Disinformasi adalah fitnah. Fitnah lebih kejam daripada pembunuhan karena pembunuhan yang terjadi karena disinformasi memakan banyak korban orang-orang yang bisa jadi adalah orang tidak bersalah.
Berita bohong menyebar jauh lebih cepat dari berita akurat. Penelitian yang dilakukan Massachusetts Institute of Technology menunjukkan informasi palsu atau berita bohong lebih cepat menyebar di Twitter dibandingkan informasi yang benar atau akurat.
Penyebar disinformasi pada hakikatnya adalah orang yang mengalami gangguan psikologis, yang memiliki kepuasan dengan menyebarkan fitnah dan kebencian. Mereka cara gemar memberi komentar-komentar nyeleneh di luar topik dengan cara provokatif dan fitnah untuk memunculkan kemarahan.

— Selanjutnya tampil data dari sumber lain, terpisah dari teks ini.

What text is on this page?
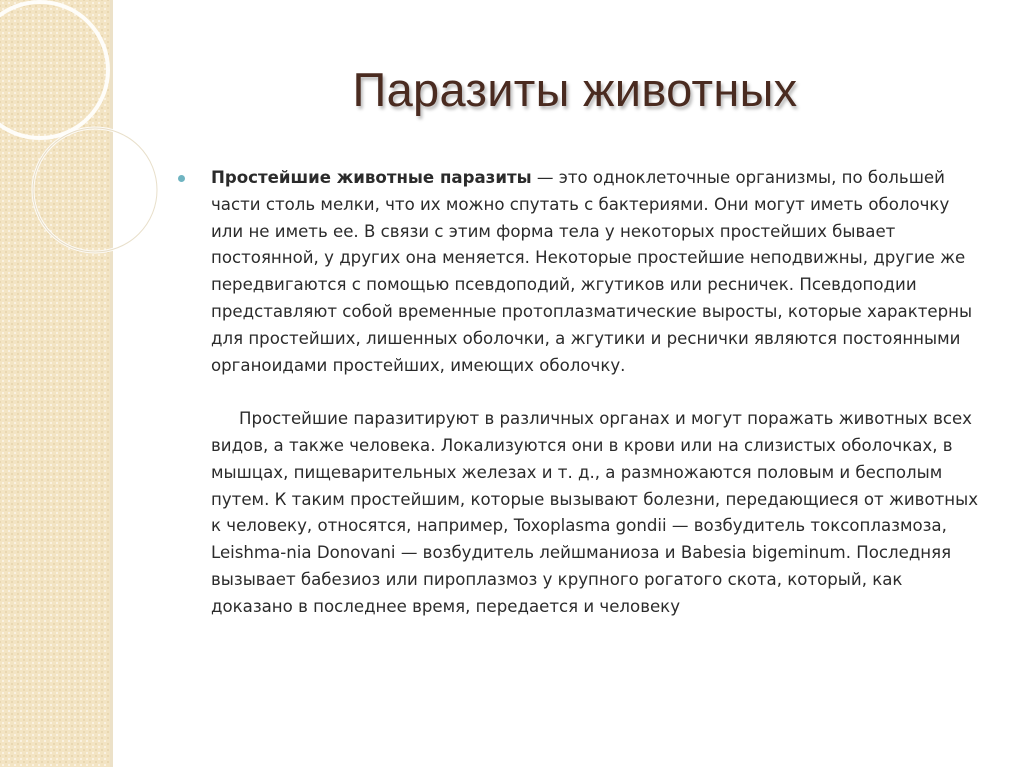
Паразиты животных

Простейшие животные паразиты — это одноклеточные организмы, по большей части столь мелки, что их можно спутать с бактериями. Они могут иметь оболочку или не иметь ее. В связи с этим форма тела у некоторых простейших бывает постоянной, у других она меняется. Некоторые простейшие неподвижны, другие же передвигаются с помощью псевдоподий, жгутиков или ресничек. Псевдоподии представляют собой временные протоплазматические выросты, которые характерны для простейших, лишенных оболочки, а жгутики и реснички являются постоянными органоидами простейших, имеющих оболочку.

Простейшие паразитируют в различных органах и могут поражать животных всех видов, а также человека. Локализуются они в крови или на слизистых оболочках, в мышцах, пищеварительных железах и т. д., а размножаются половым и бесполым путем. К таким простейшим, которые вызывают болезни, передающиеся от животных к человеку, относятся, например, Toxoplasma gondii — возбудитель токсоплазмоза, Leishma-nia Donovani — возбудитель лейшманиоза и Babesia bigeminum. Последняя вызывает бабезиоз или пироплазмоз у крупного рогатого скота, который, как доказано в последнее время, передается и человеку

Menurut pakar komunikasi, Jalaluddin Rahmat, teknik kampanye atau propaganda dengan menyebarkan kebencian lebih efektif daripada menyebarkan cinta kasih. Dengan kata lain, dengan menambahkan bumbu kebencian dalam sebuah cerita akan membuat cerita itu semakin viral.
Lebih lanjut, menurut pandangannya, hal ini karena kebencian membuat otak manusia menjadi bersifat "reptilian" (menggebu-gebu, agresif), sehingga semakin mereka menerima berita berbumbu kebencian, semakin marah, dan semakin viral-lah berita itu.
Hal tersebut sejalan dengan teknik propaganda yang pernah diajarkan Anatoly Lunacharsky, tokoh Uni Soviet, "Singkirkan cinta, yang diperlukan untuk menguasai dunia adalah kebencian."